A Moment of Reflection

Warning: This is a post about sports, specifically voting for the Baseball Hall of Fame. If that frightens you, run away now.

So, the voting results were released today and former Cardinal Bruce Sutter is the only player getting inducted this year, at least by the writers. I don't really care about that. Sutter was traded from the Cardinals to Atlanta before the '85 season, when I was only two, so I don't remember him. I'm here to talk about Willie McGee.

This was Willie's second year on the ballot. Last year he got on 5% of the ballots, the bare minimum required to stay on the ballot for the next year.

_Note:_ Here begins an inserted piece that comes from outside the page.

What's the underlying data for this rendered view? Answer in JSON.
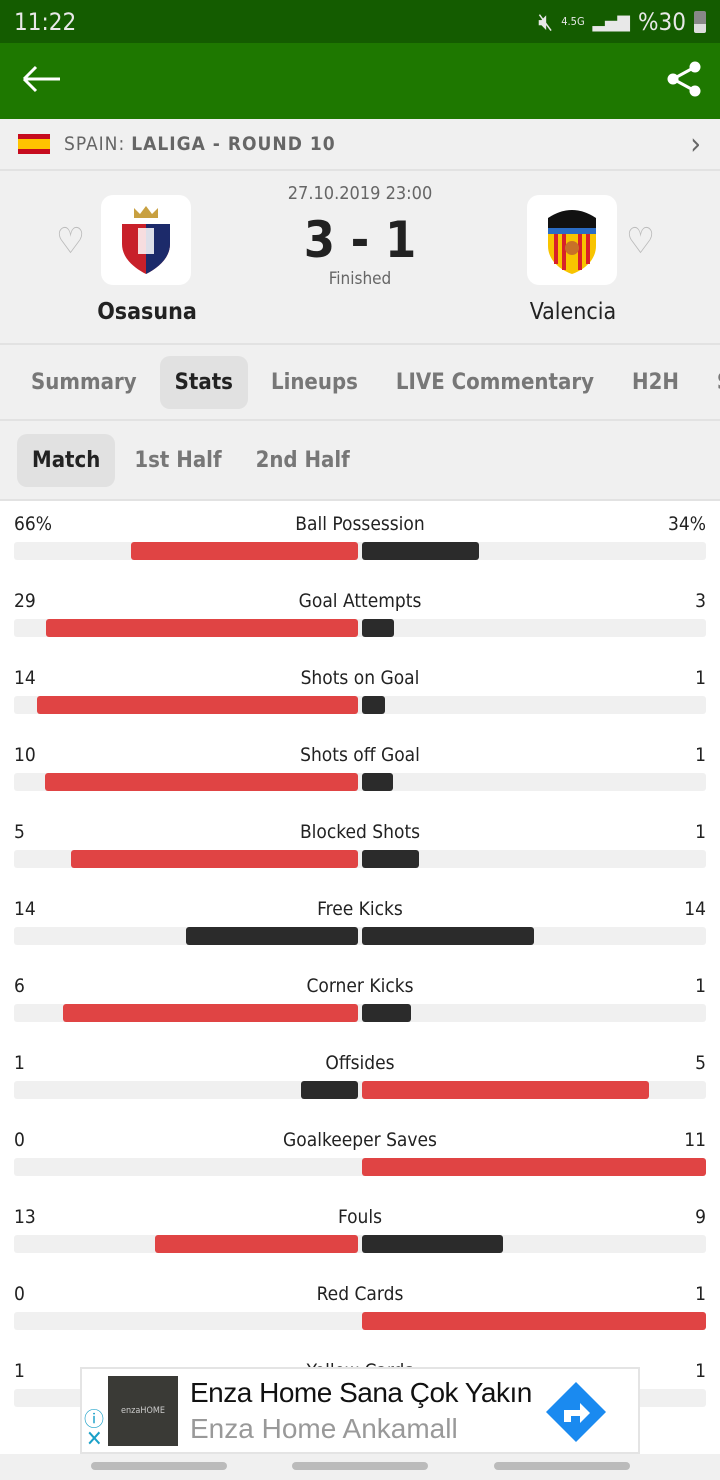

He wasn't so lucky this year, getting only 2.3% of the votes.

Let me be clear that I don't believe Willie should be in the Hall of Fame, though I would like the Cardinals to retire his number (and before some Cardinal fan points it out, yes Ray Lankford had better numbers, but is he as beloved? No. And number retirments are as much for the fans as the player I believe). In his career, over 2201 games, Willie hit .295, with an OPS (on base + slugging percentage) of .729, for an OPS+ of 100, which is exactly league average. He hit only 79 home runs, had 856 RBIs and 352 stolen bases, and 2254 hits. Those aren't Hall-worthy, though I'm sure they're better than some (Phil Rizutto New York media bias). Still I wanted to share something a story about him, from 1997.

In 1997, Willie is 36, in his second season of his second tour with the Cardinals. He's the fourth outfielder, the guy who gives the starters a day off, or the first one to play if one of them is injured. On July 2, 1997 the Cardinals are playing the Twins. Both teams are well, not good. The game goes into extra innings, tied 1-1. In the bottom of the 10th, Willie comes up and takes a low pitch over the centerfield fence. Game over, Cards win, sweet. As Willie goes around first base, he pumps his fist in the air once, as is his right, as hero of the game. The next day, I read in the paper that he apologized publicly for that, saying that the fist pump showed the Twins up. I always thought that was pretty cool of him, and probably why he was one of my favorites. End of story, return of comic related posts tonight.

2 comments:

Jake said...

How could the Cards be playing the Twins in July? Was it the Hall of Fame exhibition game?

CalvinPitt said...

It's the magic of interleague baseball.

American and National League teams playing each other during the regular season!